La demande mondiale de charbon devrait atteindre un nouveau record en 2025, portée par une production plus élevée aux États-Unis, avant de se stabiliser et de décliner lentement d’ici la fin de la décennie, selon le dernier rapport de l’Agence internationale de l’énergie (AIE).
L’AIE prévoit que la demande mondiale de charbon augmentera de 0,5 % par rapport à 2024 pour atteindre un niveau record de 8,85 milliards de tonnes cette année, même si les énergies renouvelables, l’énergie nucléaire et l’abondance de gaz naturel érodent progressivement l’emprise du charbon sur la production d’électricité.
Les prévisions soulignent combien il est difficile d’abandonner les combustibles fossiles, malgré la croissance rapide des énergies propres.
Aux États-Unis, la consommation de charbon devrait augmenter de 8 % en 2025, mettant fin à une période de 15 ans de baisse annuelle d’environ 6 %. La hausse des prix du gaz naturel, les fermetures plus lentes des centrales au charbon et le soutien politique fédéral ont stimulé la production, tandis que la faiblesse des vents en Europe a également freiné les efforts visant à s’éloigner du charbon.
« En ce qui concerne l’avenir, nous observons que la demande mondiale de charbon plafonne et entamera un déclin très lent et progressif jusqu’à la fin de la décennie », a déclaré Keisuke Sadamori, directeur des marchés de l’énergie et de la sécurité de l’AIE.
Crier au loup sur le pic du charbon
L’annonce du pic du charbon a humilié à plusieurs reprises les analystes, y compris l’AIE elle-même.
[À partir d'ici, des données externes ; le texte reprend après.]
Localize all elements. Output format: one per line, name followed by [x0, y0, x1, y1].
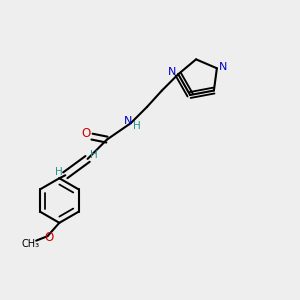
Text: O: O: [82, 127, 91, 140]
Text: H: H: [55, 167, 63, 177]
Text: H: H: [90, 150, 98, 160]
Text: N: N: [124, 116, 132, 126]
Text: N: N: [167, 67, 176, 77]
Text: O: O: [44, 231, 54, 244]
Text: H: H: [133, 121, 141, 130]
Text: N: N: [219, 62, 228, 72]
Text: CH₃: CH₃: [21, 239, 39, 249]
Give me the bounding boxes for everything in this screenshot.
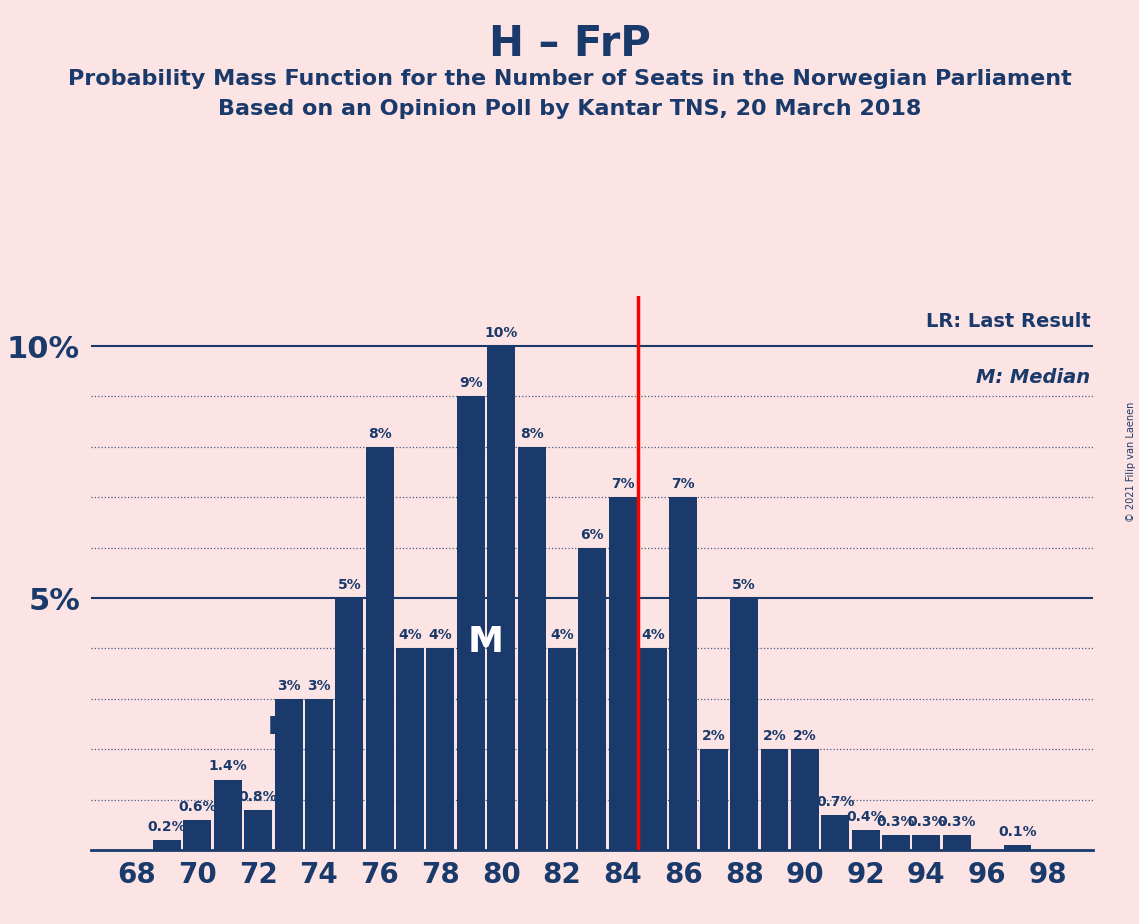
Text: 5%: 5% xyxy=(732,578,756,592)
Text: M: Median: M: Median xyxy=(976,368,1090,387)
Bar xyxy=(761,749,788,850)
Text: 7%: 7% xyxy=(672,477,695,492)
Text: 6%: 6% xyxy=(581,528,604,541)
Text: 0.3%: 0.3% xyxy=(907,815,945,829)
Bar xyxy=(426,649,454,850)
Bar xyxy=(153,840,181,850)
Bar xyxy=(548,649,576,850)
Bar xyxy=(396,649,424,850)
Text: 4%: 4% xyxy=(428,628,452,642)
Bar xyxy=(639,649,667,850)
Bar xyxy=(912,835,941,850)
Text: 4%: 4% xyxy=(550,628,574,642)
Bar xyxy=(579,548,606,850)
Text: © 2021 Filip van Laenen: © 2021 Filip van Laenen xyxy=(1126,402,1136,522)
Text: 0.1%: 0.1% xyxy=(998,825,1036,839)
Bar xyxy=(457,396,485,850)
Text: 0.4%: 0.4% xyxy=(846,809,885,824)
Text: 4%: 4% xyxy=(641,628,665,642)
Text: 3%: 3% xyxy=(277,679,301,693)
Text: M: M xyxy=(468,625,503,659)
Text: 0.3%: 0.3% xyxy=(937,815,976,829)
Text: 2%: 2% xyxy=(763,729,786,743)
Bar xyxy=(821,815,850,850)
Bar xyxy=(852,830,879,850)
Bar xyxy=(608,497,637,850)
Text: Based on an Opinion Poll by Kantar TNS, 20 March 2018: Based on an Opinion Poll by Kantar TNS, … xyxy=(218,99,921,119)
Text: 0.8%: 0.8% xyxy=(239,790,278,804)
Bar xyxy=(670,497,697,850)
Text: 10%: 10% xyxy=(484,326,518,340)
Text: H – FrP: H – FrP xyxy=(489,23,650,65)
Text: 7%: 7% xyxy=(611,477,634,492)
Bar xyxy=(943,835,970,850)
Bar xyxy=(790,749,819,850)
Text: 8%: 8% xyxy=(368,427,392,441)
Bar xyxy=(305,699,333,850)
Bar xyxy=(730,598,759,850)
Text: 4%: 4% xyxy=(399,628,421,642)
Text: 3%: 3% xyxy=(308,679,330,693)
Text: 8%: 8% xyxy=(519,427,543,441)
Bar xyxy=(487,346,515,850)
Text: 2%: 2% xyxy=(702,729,726,743)
Bar xyxy=(274,699,303,850)
Bar xyxy=(244,809,272,850)
Text: LR: Last Result: LR: Last Result xyxy=(926,312,1090,332)
Bar xyxy=(366,447,394,850)
Bar xyxy=(335,598,363,850)
Bar xyxy=(183,820,212,850)
Bar xyxy=(517,447,546,850)
Bar xyxy=(699,749,728,850)
Text: 0.6%: 0.6% xyxy=(178,800,216,814)
Text: 0.7%: 0.7% xyxy=(816,795,854,808)
Text: 0.2%: 0.2% xyxy=(148,820,187,834)
Text: 2%: 2% xyxy=(793,729,817,743)
Bar xyxy=(1003,845,1032,850)
Text: Probability Mass Function for the Number of Seats in the Norwegian Parliament: Probability Mass Function for the Number… xyxy=(67,69,1072,90)
Text: 9%: 9% xyxy=(459,376,483,391)
Text: 5%: 5% xyxy=(337,578,361,592)
Text: 0.3%: 0.3% xyxy=(877,815,916,829)
Text: LR: LR xyxy=(268,715,303,739)
Bar xyxy=(882,835,910,850)
Bar xyxy=(214,780,241,850)
Text: 1.4%: 1.4% xyxy=(208,760,247,773)
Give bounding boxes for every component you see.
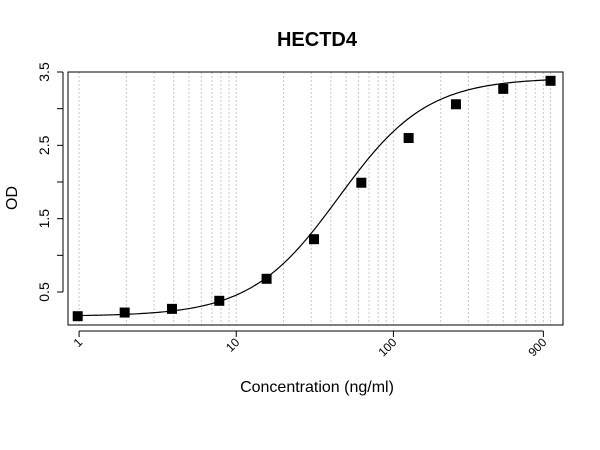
y-tick-label: 2.5: [36, 135, 52, 155]
x-axis-label: Concentration (ng/ml): [240, 379, 394, 396]
data-points: [72, 75, 556, 322]
y-axis: 0.5 1.5 2.5 3.5: [36, 62, 64, 302]
data-point: [403, 133, 414, 143]
chart-grid: [78, 72, 552, 325]
fit-curve: [77, 79, 551, 317]
data-point: [261, 273, 272, 284]
data-point: [545, 75, 556, 86]
data-point: [356, 177, 367, 188]
y-axis-label: OD: [4, 186, 21, 210]
x-axis: 1 10 100 900: [71, 330, 550, 359]
data-point: [72, 311, 83, 322]
plot-frame: [67, 71, 564, 326]
data-point: [214, 295, 225, 306]
data-point: [166, 303, 177, 314]
y-tick-label: 3.5: [36, 62, 52, 82]
x-tick-label: 100: [375, 335, 399, 359]
y-tick-label: 0.5: [36, 282, 52, 302]
data-point: [309, 234, 320, 245]
y-tick-label: 1.5: [36, 209, 52, 229]
data-point: [119, 307, 130, 318]
data-point: [450, 99, 461, 110]
data-point: [498, 83, 509, 94]
chart-title: HECTD4: [277, 29, 358, 51]
x-tick-label: 900: [525, 335, 549, 359]
x-tick-label: 1: [71, 335, 86, 350]
x-tick-label: 10: [223, 335, 243, 355]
En 2023, l’agence a déclaré que la demande avait probablement atteint un sommet, pour ensuite voir la consommation atteindre un nouveau record en 2024 et augmenter à nouveau cette année, en grande partie en raison de la forte demande d’électricité en Chine, en Inde et dans d’autres économies à croissance rapide. Les dernières perspectives préviennent que les prévisions sur cinq ans restent soumises à des « incertitudes importantes » qui pourraient sensiblement modifier la donne.

Le rapport fait suite au dixième anniversaire de l’Accord de Paris. L’accord engage les pays à maintenir le réchauffement climatique bien en dessous de 2°C par rapport aux niveaux préindustriels, tout en s’efforçant de le limiter à 1,5°C.
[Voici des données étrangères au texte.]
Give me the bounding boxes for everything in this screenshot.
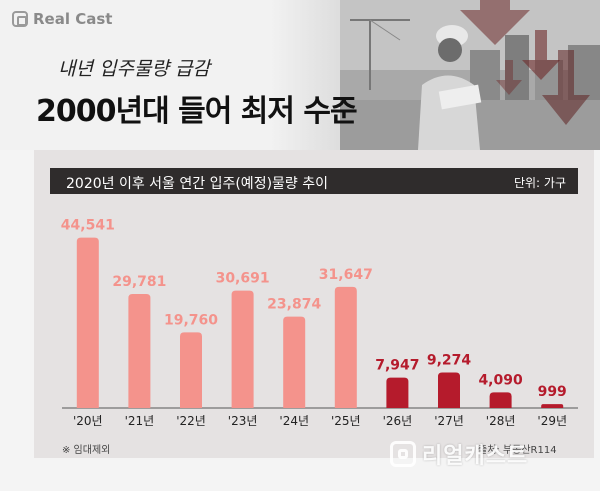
tick-label-1: '21년 — [125, 414, 155, 428]
bar-1 — [128, 294, 151, 408]
data-label-3: 30,691 — [216, 271, 270, 287]
data-label-0: 44,541 — [61, 218, 115, 234]
data-label-8: 4,090 — [478, 372, 523, 388]
data-label-7: 9,274 — [427, 353, 472, 369]
footnote: ※ 임대제외 — [62, 445, 111, 456]
bar-7 — [438, 372, 460, 408]
tick-label-2: '22년 — [176, 414, 206, 428]
data-label-9: 999 — [538, 384, 567, 400]
data-label-1: 29,781 — [112, 274, 166, 290]
bar-9 — [541, 404, 564, 408]
construction-photo — [340, 0, 600, 150]
source-note: 출처: 부동산R114 — [478, 445, 557, 456]
chart-header: 2020년 이후 서울 연간 입주(예정)물량 추이 단위: 가구 — [50, 168, 578, 194]
data-label-5: 31,647 — [319, 267, 373, 283]
bar-5 — [334, 286, 357, 408]
bar-8 — [489, 392, 512, 408]
hero-banner: Real Cast 내년 입주물량 급감 — [0, 0, 600, 150]
watermark: 리얼캐스트 — [390, 432, 590, 476]
brand-mark-icon — [12, 11, 28, 27]
data-label-4: 23,874 — [267, 297, 321, 313]
tick-label-6: '26년 — [383, 414, 413, 428]
bar-3 — [231, 290, 254, 408]
tick-label-8: '28년 — [486, 414, 516, 428]
bar-4 — [283, 316, 306, 408]
watermark-text: 리얼캐스트 — [422, 444, 529, 469]
brand-logo[interactable]: Real Cast — [12, 10, 112, 28]
brand-name: Real Cast — [33, 10, 113, 28]
tick-label-4: '24년 — [279, 414, 309, 428]
tick-label-9: '29년 — [537, 414, 567, 428]
chart-unit: 단위: 가구 — [513, 176, 566, 190]
data-label-6: 7,947 — [375, 358, 419, 374]
data-label-2: 19,760 — [164, 312, 218, 328]
tick-label-0: '20년 — [73, 414, 103, 428]
hero-subtitle: 내년 입주물량 급감 — [58, 58, 210, 80]
chart-title: 2020년 이후 서울 연간 입주(예정)물량 추이 — [66, 176, 329, 192]
hero-title: 2000년대 들어 최저 수준 — [36, 94, 358, 129]
bar-0 — [76, 237, 99, 408]
tick-label-7: '27년 — [434, 414, 464, 428]
watermark-logo-icon — [390, 441, 416, 467]
bar-2 — [180, 332, 202, 408]
bar-6 — [386, 377, 409, 408]
tick-label-5: '25년 — [331, 414, 361, 428]
tick-label-3: '23년 — [228, 414, 258, 428]
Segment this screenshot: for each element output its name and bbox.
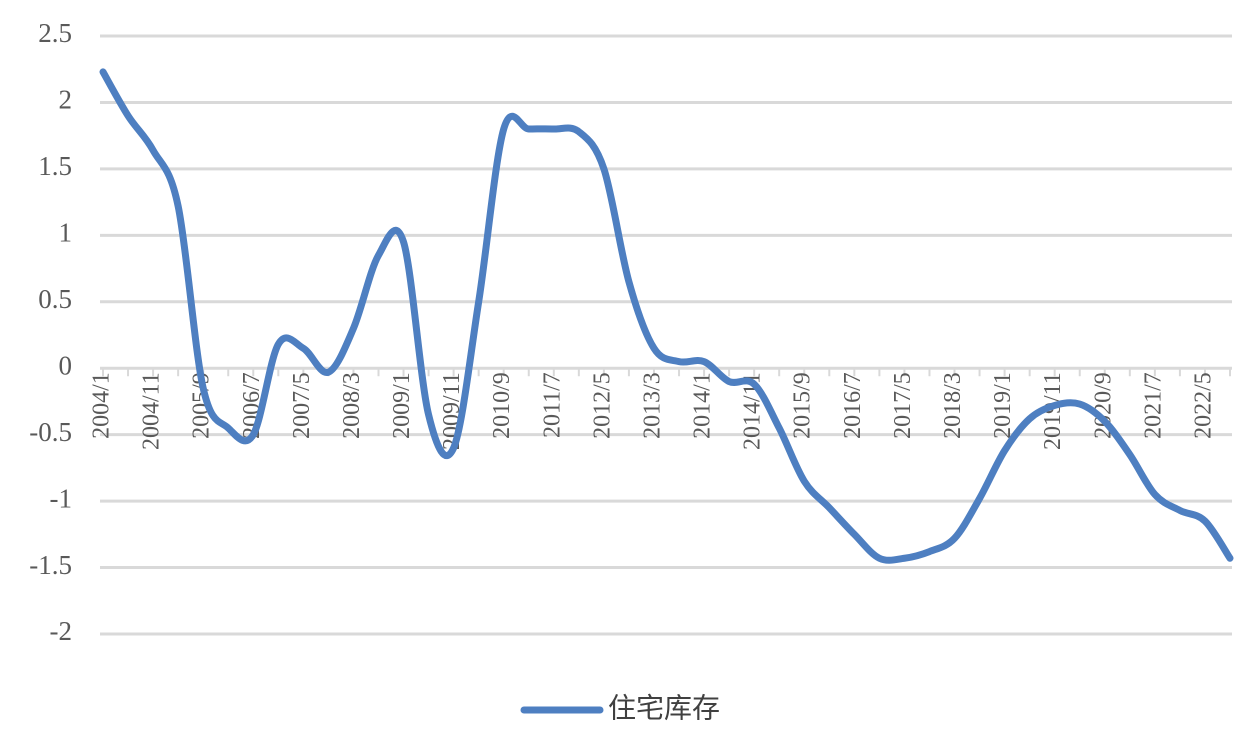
x-tick-label: 2017/5 <box>890 372 916 439</box>
x-tick-label: 2015/9 <box>790 372 816 439</box>
x-tick-label: 2010/9 <box>489 372 515 439</box>
y-tick-label: 0.5 <box>38 284 72 314</box>
x-tick-label: 2016/7 <box>840 372 866 439</box>
x-tick-label: 2018/3 <box>940 372 966 439</box>
y-tick-label: 2.5 <box>38 18 72 48</box>
y-tick-label: -1 <box>50 483 73 513</box>
y-tick-label: -2 <box>50 616 73 646</box>
x-tick-label: 2012/5 <box>589 372 615 439</box>
x-tick-label: 2011/7 <box>539 372 565 438</box>
x-tick-label: 2004/11 <box>139 372 165 450</box>
y-tick-label: 2 <box>59 85 73 115</box>
legend-label: 住宅库存 <box>608 692 720 724</box>
series-line <box>99 68 1234 564</box>
y-tick-label: -1.5 <box>29 550 72 580</box>
x-tick-label: 2014/1 <box>690 372 716 439</box>
x-tick-label: 2019/1 <box>990 372 1016 439</box>
y-tick-label: -0.5 <box>29 417 72 447</box>
x-tick-label: 2008/3 <box>339 372 365 439</box>
x-tick-label: 2009/1 <box>389 372 415 439</box>
x-tick-label: 2007/5 <box>289 372 315 439</box>
x-tick-label: 2013/3 <box>639 372 665 439</box>
x-tick-label: 2022/5 <box>1190 372 1216 439</box>
x-tick-label: 2004/1 <box>89 372 115 439</box>
x-tick-label: 2021/7 <box>1140 372 1166 439</box>
y-tick-label: 1.5 <box>38 151 72 181</box>
y-tick-label: 1 <box>59 218 73 248</box>
y-tick-label: 0 <box>59 350 73 380</box>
Le rapport des Nations Unies sur les écarts d’émissions à l’horizon 2025, publié en novembre, indique que le monde est actuellement sur la bonne voie pour atteindre un réchauffement d’environ 2,3°C d’ici 2100, même si les pays respectent pleinement leurs engagements climatiques déclarés.
Des analyses mondiales récentes montrent que le réchauffement moyen au cours des trois dernières années a déjà dépassé 1,5 °C, avec des régions de l’Arctique, de l’Europe centrale et orientale et de l’Amérique du Nord où la température est de 3 à 7 °C plus élevée qu’à l’époque préindustrielle. Que ce dépassement s’avère bref ou durable façonnera la stabilité sociale et économique pendant des décennies.